Martino si sforzò di ridere, senza riuscirci gran che, a dir la verità, perché qualcosa gli chiudeva la gola. «Macché pericoli. Quaggiù il mare è sempre tranquillo. E non si incontra mai anima viva. Gli inglesi stanno da tutt’altra parte… ma aspetta un momento, mamma, ho l’impressione che qualcuno mi chiami…» Di colpo disparve, abbandonò il sogno, si risvegliò sotto i fondi-mobili dei tubi di lancio. C’era un allarme.
Per due ore “nel sogno” la mamma lo aspettò di ritorno. E infatti alla fine lui ricomparve, ancora un pochino più pallido, sembrava, la barba un poco più lunga. «Dove sei stato, Martino? Era successo qualcosa?» «Oh, no,» disse lui «mi chiamavano per fare una partita a scopa. Si divertono così i miei compagni, per ammazzare le sere…» Una partita a scopa, che bugie, e adesso il battello procedeva nella notte fonda, adagio adagio, aspettando le ombre di navi nemiche. «Martino…» insisteva la mamma «tu sei inquieto, c’è qualcosa che mi nascondi… che cosa sono adesso questi colpi lontani? arrivano fino a qui. Non li senti anche tu, Martino?» Lui fece atto di ascoltare. «Non sento niente io, non sento proprio niente. Stanotte il mare è così tranquillo. Anche il comandante è andato a dormire.

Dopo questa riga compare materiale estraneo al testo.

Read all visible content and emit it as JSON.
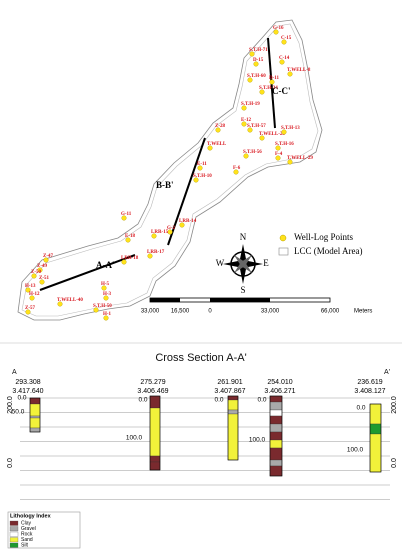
{
  "map": {
    "wells": [
      "G-16",
      "C-15",
      "S.T.H-71",
      "C-14",
      "D-15",
      "T.WELL-8",
      "S.T.H-60",
      "D-11",
      "S.T.H-34",
      "S.T.H-19",
      "E-12",
      "S.T.H-57",
      "T.WELL-28",
      "S.T.H-13",
      "S.T.H-16",
      "Z-28",
      "T.WELL",
      "F-4",
      "T.WELL-29",
      "S.T.H-56",
      "E-11",
      "S.T.H-10",
      "F-6",
      "G-11",
      "E-18",
      "G-2",
      "LRR-15",
      "LRR-14",
      "LRR-17",
      "LRR-18",
      "Z-47",
      "Z-49",
      "Z-50",
      "H-13",
      "Z-51",
      "H-12",
      "T.WELL-40",
      "H-5",
      "H-3",
      "Z-57",
      "S.T.H-50",
      "H-1"
    ],
    "sections": [
      "A-A'",
      "B-B'",
      "C-C'"
    ],
    "legend": [
      "Well-Log Points",
      "LCC (Model Area)"
    ],
    "compass": [
      "N",
      "E",
      "S",
      "W"
    ],
    "scale": [
      "33,000",
      "16,500",
      "0",
      "33,000",
      "66,000",
      "Meters"
    ]
  },
  "section": {
    "title": "Cross Section A-A'",
    "ends": [
      "A",
      "A'"
    ],
    "axis_left": [
      "200.0",
      "0.0"
    ],
    "axis_right": [
      "200.0",
      "0.0"
    ],
    "wells": [
      {
        "x": "293.308",
        "y": "3.417.640",
        "depths": [
          "0.0",
          "50.0"
        ]
      },
      {
        "x": "275.279",
        "y": "3.406.469",
        "depths": [
          "0.0",
          "100.0"
        ]
      },
      {
        "x": "261.901",
        "y": "3.407.867",
        "depths": [
          "0.0"
        ]
      },
      {
        "x": "254.010",
        "y": "3.406.271",
        "depths": [
          "0.0",
          "100.0"
        ]
      },
      {
        "x": "236.619",
        "y": "3.408.127",
        "depths": [
          "0.0",
          "100.0"
        ]
      }
    ],
    "lithology": {
      "title": "Lithology Index",
      "items": [
        {
          "name": "Clay",
          "color": "#7a2a2e"
        },
        {
          "name": "Gravel",
          "color": "#a9a9a9"
        },
        {
          "name": "Rock",
          "color": "#ffffff"
        },
        {
          "name": "Sand",
          "color": "#f2f23a"
        },
        {
          "name": "Silt",
          "color": "#1f9a2f"
        }
      ]
    }
  }
}
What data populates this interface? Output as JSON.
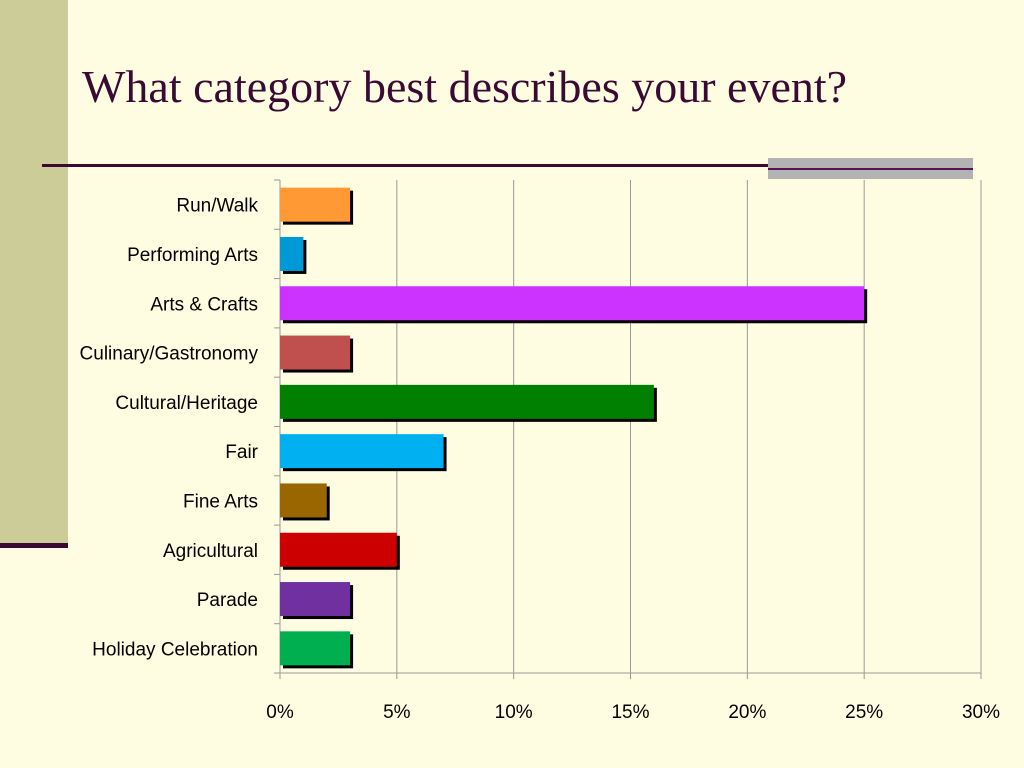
{
  "slide": {
    "title": "What category best describes your event?"
  },
  "colors": {
    "background": "#FFFDE1",
    "side_band": "#CCCC99",
    "title_text": "#3A0A35",
    "accent_bar": "#B3B3B3",
    "gridline": "#999999"
  },
  "chart_data": {
    "type": "bar",
    "orientation": "horizontal",
    "title": "",
    "xlabel": "",
    "ylabel": "",
    "xlim": [
      0,
      30
    ],
    "x_tick_values": [
      0,
      5,
      10,
      15,
      20,
      25,
      30
    ],
    "x_tick_labels": [
      "0%",
      "5%",
      "10%",
      "15%",
      "20%",
      "25%",
      "30%"
    ],
    "grid": "vertical gridlines on",
    "legend": "none",
    "categories": [
      "Run/Walk",
      "Performing Arts",
      "Arts & Crafts",
      "Culinary/Gastronomy",
      "Cultural/Heritage",
      "Fair",
      "Fine Arts",
      "Agricultural",
      "Parade",
      "Holiday Celebration"
    ],
    "values": [
      3,
      1,
      25,
      3,
      16,
      7,
      2,
      5,
      3,
      3
    ],
    "bar_colors": [
      "#FF9933",
      "#0099D8",
      "#CC33FF",
      "#C0504D",
      "#008000",
      "#00B0F0",
      "#996600",
      "#CC0000",
      "#7030A0",
      "#00B050"
    ]
  }
}
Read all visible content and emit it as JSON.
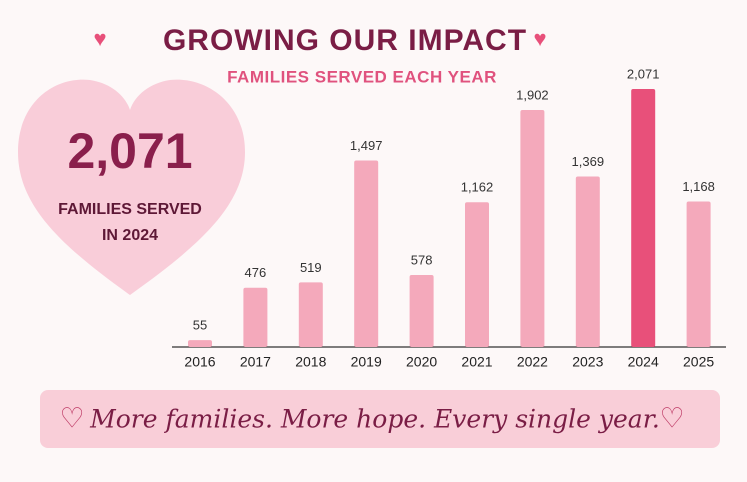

Ma tu non mi credi, mamma.»
«Sì, ti credo» rispose la donna facendosi forte. «E adesso tornerete in porto?» (due angeli stavano ad ascoltare, perché in tempo di guerra c’è anche la censura dei sogni. «Interrompiamo?» propose uno, più sospettoso. «Lascia, lascia» ribatté l’altro, che conosceva meglio Martino). Martino infatti rispose: «Non lo sappiamo, questo non te lo so dire… ma ti devo salutare, adesso, arrivederci, mamma, mi chiamano ancora… deve essere per la scopa…».
Si separarono così, di colpo. Lui si risvegliò ancora sotto i fondi-mobili dei tubi di lancio, udì la rauca voce dell’interfonico: «Tubi tre e quattro, pronti per il lancio!» (cominciava il combattimento). Anche lei si destò, e nella camera buia si guardava attorno con grande inquietudine. Poi le parve di udire ancora la voce di lui: «Sta’ tranquilla, mamma… macché pericoli… tutta notte si dorme… gli inglesi stanno da tutt’altra parte…». Oh, non ci credeva davvero. Aveva capito tutto, lei. Ma i suoi occhi non lagrimavano più, guai se lui lo avesse saputo. Per amore del figlio, abbassò di nuovo le palpebre, facendo finta di dormire.